From the WSJ Real Estate Archives

Defensive REITs Thrive
Amid Broad Weakness

by Tom Locke

From Dow Jones Newswires
December 30, 2002

With some segments of the real-estate industry weakening over the past year, Alpine Realty Income & Growth Fund has posted some positive results by emphasizing selectivity and defensiveness.

Most of the $57 million Alpine portfolio is concentrated in real-estate investment trusts, but as a defensive move, the fund has invested about 15% of its assets in REIT preferred stocks, as opposed to REIT common stocks. Those preferred stocks have posted nice yields and have safer dividends than common stock, said Samuel A. Lieber, president of Alpine Funds since their inception in early 1998.

In addition, starting about two years ago, Alpine Realty reduced its exposure to weakening property types, such as apartments. And the fund has become more selective by focusing on companies with certain niche and size advantages.

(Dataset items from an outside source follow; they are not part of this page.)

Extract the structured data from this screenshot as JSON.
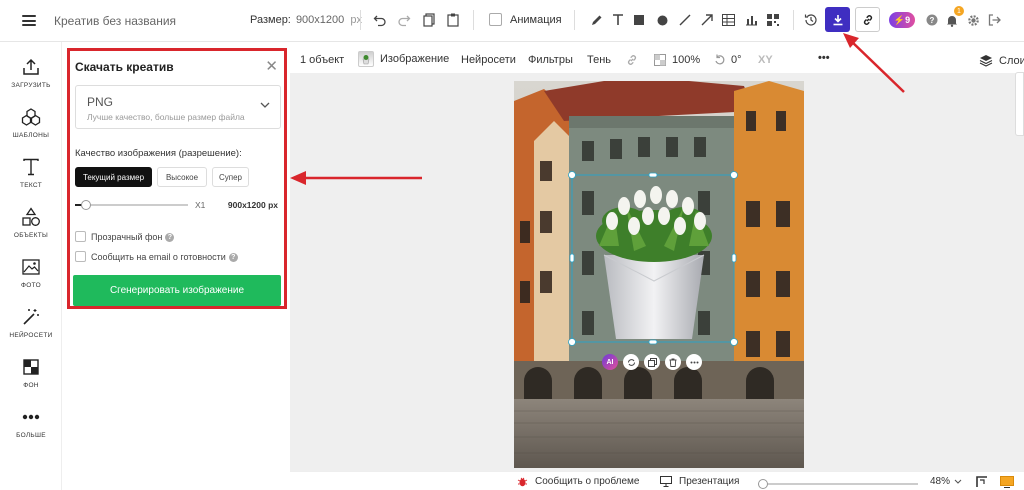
{
  "topbar": {
    "title": "Креатив без названия",
    "size_label": "Размер:",
    "size_value": "900x1200",
    "size_unit": "px",
    "animation_label": "Анимация",
    "pro_badge": "9",
    "notification_count": "1"
  },
  "sidebar": {
    "items": [
      {
        "label": "ЗАГРУЗИТЬ",
        "icon": "upload-icon"
      },
      {
        "label": "ШАБЛОНЫ",
        "icon": "templates-icon"
      },
      {
        "label": "ТЕКСТ",
        "icon": "text-icon"
      },
      {
        "label": "ОБЪЕКТЫ",
        "icon": "shapes-icon"
      },
      {
        "label": "ФОТО",
        "icon": "photo-icon"
      },
      {
        "label": "НЕЙРОСЕТИ",
        "icon": "magic-wand-icon"
      },
      {
        "label": "ФОН",
        "icon": "background-icon"
      },
      {
        "label": "БОЛЬШЕ",
        "icon": "more-dots-icon"
      }
    ]
  },
  "download_panel": {
    "title": "Скачать креатив",
    "format": "PNG",
    "format_desc": "Лучше качество, больше размер файла",
    "quality_label": "Качество изображения (разрешение):",
    "quality_options": [
      "Текущий размер",
      "Высокое",
      "Супер"
    ],
    "selected_quality": "Текущий размер",
    "slider_multiplier": "X1",
    "slider_level": 0.1,
    "resolution": "900x1200 px",
    "transparent_bg": "Прозрачный фон",
    "email_notify": "Сообщить на email о готовности",
    "generate_button": "Сгенерировать изображение"
  },
  "object_toolbar": {
    "count": "1 объект",
    "image": "Изображение",
    "neural": "Нейросети",
    "filters": "Фильтры",
    "shadow": "Тень",
    "opacity": "100%",
    "rotation": "0°",
    "xy": "XY",
    "more": "•••",
    "layers": "Слои"
  },
  "selection_actions": {
    "ai": "AI"
  },
  "bottombar": {
    "report": "Сообщить о проблеме",
    "presentation": "Презентация",
    "zoom": "48%",
    "zoom_level": 0.48
  },
  "colors": {
    "accent": "#3f2ec1",
    "highlight": "#d9262c",
    "generate": "#1fba5c",
    "selection": "#2aa3c7"
  }
}
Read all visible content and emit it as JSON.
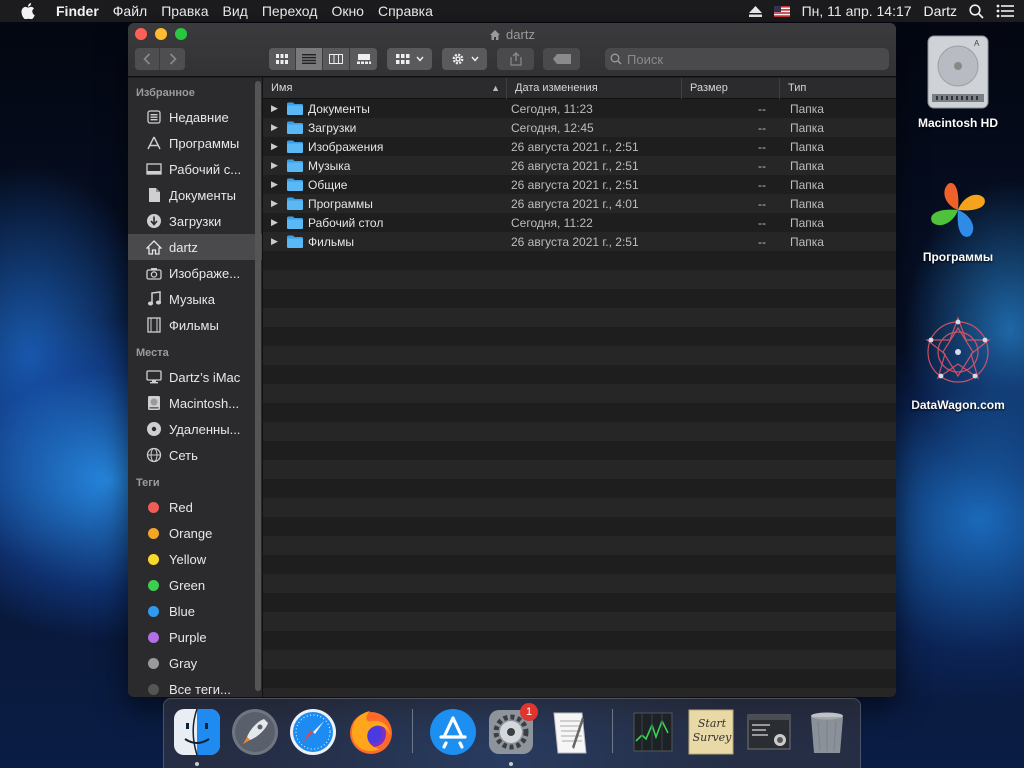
{
  "menubar": {
    "app_name": "Finder",
    "items": [
      "Файл",
      "Правка",
      "Вид",
      "Переход",
      "Окно",
      "Справка"
    ],
    "datetime": "Пн, 11 апр.  14:17",
    "user": "Dartz"
  },
  "window": {
    "title": "dartz",
    "search_placeholder": "Поиск"
  },
  "sidebar": {
    "favorites_header": "Избранное",
    "favorites": [
      {
        "label": "Недавние",
        "icon": "recents-icon"
      },
      {
        "label": "Программы",
        "icon": "applications-icon"
      },
      {
        "label": "Рабочий с...",
        "icon": "desktop-icon"
      },
      {
        "label": "Документы",
        "icon": "documents-icon"
      },
      {
        "label": "Загрузки",
        "icon": "downloads-icon"
      },
      {
        "label": "dartz",
        "icon": "home-icon"
      },
      {
        "label": "Изображе...",
        "icon": "camera-icon"
      },
      {
        "label": "Музыка",
        "icon": "music-icon"
      },
      {
        "label": "Фильмы",
        "icon": "movies-icon"
      }
    ],
    "places_header": "Места",
    "places": [
      {
        "label": "Dartz’s iMac",
        "icon": "imac-icon"
      },
      {
        "label": "Macintosh...",
        "icon": "hard-drive-icon"
      },
      {
        "label": "Удаленны...",
        "icon": "disc-icon"
      },
      {
        "label": "Сеть",
        "icon": "network-icon"
      }
    ],
    "tags_header": "Теги",
    "tags": [
      {
        "label": "Red",
        "color": "#f25c54"
      },
      {
        "label": "Orange",
        "color": "#f5a623"
      },
      {
        "label": "Yellow",
        "color": "#f8d92a"
      },
      {
        "label": "Green",
        "color": "#3ccf4e"
      },
      {
        "label": "Blue",
        "color": "#2e9bf0"
      },
      {
        "label": "Purple",
        "color": "#b46ee8"
      },
      {
        "label": "Gray",
        "color": "#9a9a9a"
      },
      {
        "label": "Все теги...",
        "color": "#555555"
      }
    ]
  },
  "list": {
    "columns": {
      "name": "Имя",
      "date": "Дата изменения",
      "size": "Размер",
      "kind": "Тип"
    },
    "rows": [
      {
        "name": "Документы",
        "date": "Сегодня, 11:23",
        "size": "--",
        "kind": "Папка"
      },
      {
        "name": "Загрузки",
        "date": "Сегодня, 12:45",
        "size": "--",
        "kind": "Папка"
      },
      {
        "name": "Изображения",
        "date": "26 августа 2021 г., 2:51",
        "size": "--",
        "kind": "Папка"
      },
      {
        "name": "Музыка",
        "date": "26 августа 2021 г., 2:51",
        "size": "--",
        "kind": "Папка"
      },
      {
        "name": "Общие",
        "date": "26 августа 2021 г., 2:51",
        "size": "--",
        "kind": "Папка"
      },
      {
        "name": "Программы",
        "date": "26 августа 2021 г., 4:01",
        "size": "--",
        "kind": "Папка"
      },
      {
        "name": "Рабочий стол",
        "date": "Сегодня, 11:22",
        "size": "--",
        "kind": "Папка"
      },
      {
        "name": "Фильмы",
        "date": "26 августа 2021 г., 2:51",
        "size": "--",
        "kind": "Папка"
      }
    ]
  },
  "desktop": {
    "icons": [
      {
        "label": "Macintosh HD"
      },
      {
        "label": "Программы"
      },
      {
        "label": "DataWagon.com"
      }
    ]
  },
  "dock": {
    "settings_badge": "1",
    "stickies_text": "Start Survey"
  }
}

Alpine Realty has posted a year-to-date return of 13.9% through Tuesday, compared with a 2.31% gain for the Lipper Real Estate Fund Index and a 20.12% decline for the Standard & Poor's 500-stock index, including dividends, according to Lipper Inc. For the past three years, the Alpine fund has gained an average of 21.09% annually, compared with a 14.06% annual increase for the Lipper index and a 12.86% annual decline for the S&P 500.

One of Alpine's stock favorites currently is Pasadena, Calif.-based Alexandria Real Estate Equities Inc., which specializes in building laboratory office space for biotechnology and pharmaceutical companies. While the office market nationwide is showing vacancy rates of 15% or more, Alexandria's portfolio vacancy rate at the end of the third quarter was 4.8%, said Robert W. Gadsden, portfolio manager for the fund since September 1999.

The low vacancy rate is due to continued demand for research and development space from companies such as pharmaceutical giant Merck & Co., said Mr. Gadsden. He expects Alexandria's funds from operations, which is net income plus depreciation and other adjustments, to rise 9% to 10% in 2003 from 2002.

The stock rise resulting from that, plus a dividend yield around 4.9%, should produce a total return in 2003 of more than 15%, Mr. Gadsden said. The stock is currently trading around $41, Alpine bought much of its position in the fall of 2000 at about $31 or $32.

Another Alpine pick is New York-based iStar Financial Inc., which provides financing solutions for commercial real estate. It recently has reduced its risk by moving away from "mezzanine" loans, which are subordinate to first mortgages, and toward first mortgages and "credit leases," in which it buys assets from a customer who wants to sell the assets and lease them back.

Among the company's pluses are its range of loan products, which gives it a one-stop-shop advantage, and its dominance in the sector, which gives it more attractive financing than others can obtain, said Messrs. Gadsden and Lieber. And it spreads its risk through a diversification of property types.

And with an 8% expected increase in stock price and yield of 9%, Messrs. Gadsden and Lieber expect a 17% total return from iStar in 2003. Alpine started investing in iStar at the end of 1999 when the stock was in the high 16s. It is currently trading around $27.50, and Mr. Gadsden said he would be "disappointed if we didn't see the stock at 30 next year."

A third pick is Chelsea Property Group Inc., in Roseland, N.J., a dominant owner of large, high-end outlet malls. Its outlet malls tend to average sales of $400 a square foot per year, compared with $260 to $270 for average malls, Messrs. Gadsden and Lieber said. A few years ago, Chelsea saw its stock hurt as investors feared Internet competition and associated it with other, troubled outlet malls. Chelsea's good locations helped it avoid those troubles. Plus, others' troubles enabled it to acquire malls inexpensively and turn them around.

Chelsea's return on equity of 15.1% compares with an 8.7% average for REITs, and it has good prospects for new development, according to Messrs. Gadsden and Lieber. Two malls have done "phenomenally well" in Japan, with $700 a square foot in annual sales, Mr. Lieber said, and three more are in the works there.

Alpine started buying Chelsea in early 1999 and added to its position in 2000, when it was trading in the range of $12.75 to $13.50, Mr. Gadsden said. It currently is trading around $34.50.

REITs in general have outperformed the market partly because investors have found their dividend yields, now averaging about 7%, relatively attractive over the past 18 months or so, according to the executives. But investors may not find REITs as attractive in the future. "Next year's going to be a very tough year," says Mr. Lieber.